Photo shoot: Punting down the river

Written by Nasir Hamid on August 23rd, 2012

Yesterday I had the most amazing photo shoot with a very creative and photogenic couple, Peter and Alexandra. They hired a punt and we all travelled slowly along the river Cherwell while the sun was setting. It was pretty much perfect and felt like I was in a movie. I first met Peter and Alexandra while I was photographing the Oxford Union Society summer ball back in May and I knew that I wanted to do a photo shoot with them but the idea of doing it on a punt was all Alexandra’s. This is a little taster of some of the images I made because I haven’t processed the film yet. These shots were made with Fuji instant pack film (the same as Polaroid) but for these I scanned the negative part after bleaching the black backing off. I can’t wait to see the film shots. Please note that none of these images have been retouched in any way, they are all straight scans. More to come.

[Tech info:] Mamiya RZ67 with 110mm and 150mm lenses. Fuji FP100C instant pack film.

First frame

We are all still in the punt for this shot. The Willow was overhanging the river. Zero Photoshop effects, this is a straight scan.

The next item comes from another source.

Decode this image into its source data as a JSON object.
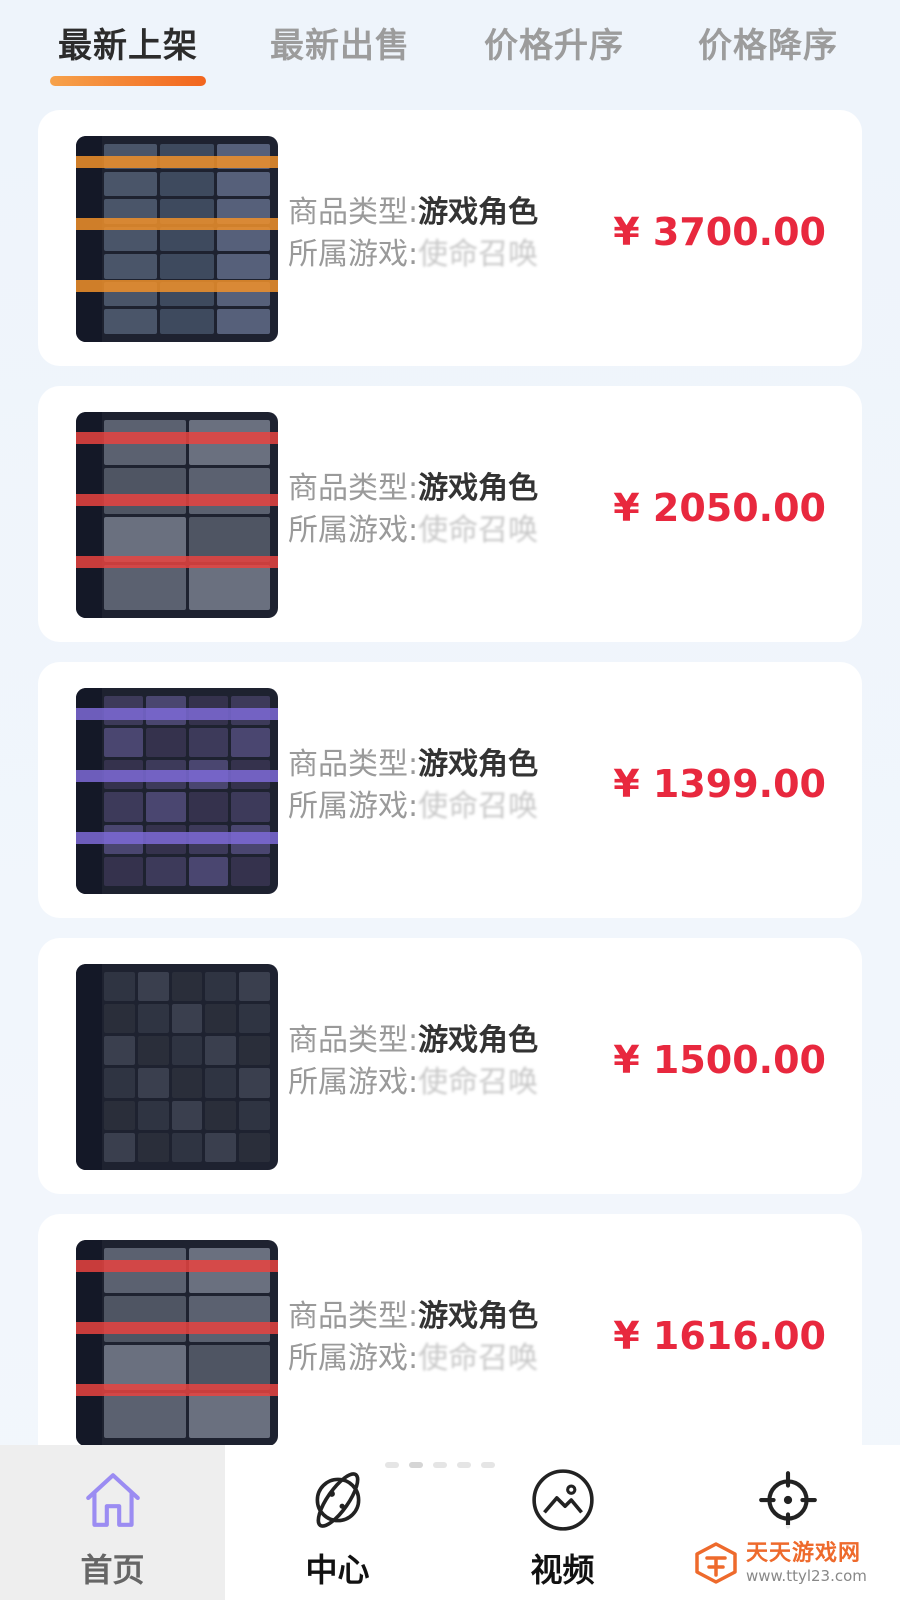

Looking at the setting sun.

Leaning back.



6 Comments so far ↓

  1. Marcel says:

    These are simply stunning! Jaw dropping stunning! I am already fan of your BW work, but these top everything. The colors, the sharpness, the lack of sharpness, the posing, the mood every image has … gorgeous!

    • Nasir Hamid says:

      Thanks for your kind comment. This really was an amazing experience and these images are just the first taster. There will be some more to come.

  2. andy says:

    these are superb – can you say a bit about the bleaching

    • Nasir Hamid says:

      Thanks, Andy. Here’s a video showing you how I bleach my negs. I use household bleach gel which is thicker than regular bleach. If you search for videos on reclaiming pack film negs you’ll see tons of people taping the neg down onto glass before bleaching. I started off doing that but it’s much more time consuming than with this method.

      After you’ve removed the black backing with bleach, rinse under warm water making sure you don’t get any bleach on the other goop side. The wash off the goop soften it up with warm/hot water and slowly rub it off. Be careful not to scratch or damage the emulsion.

  3. Beautiful work, Nasir. The second photograph is stunning.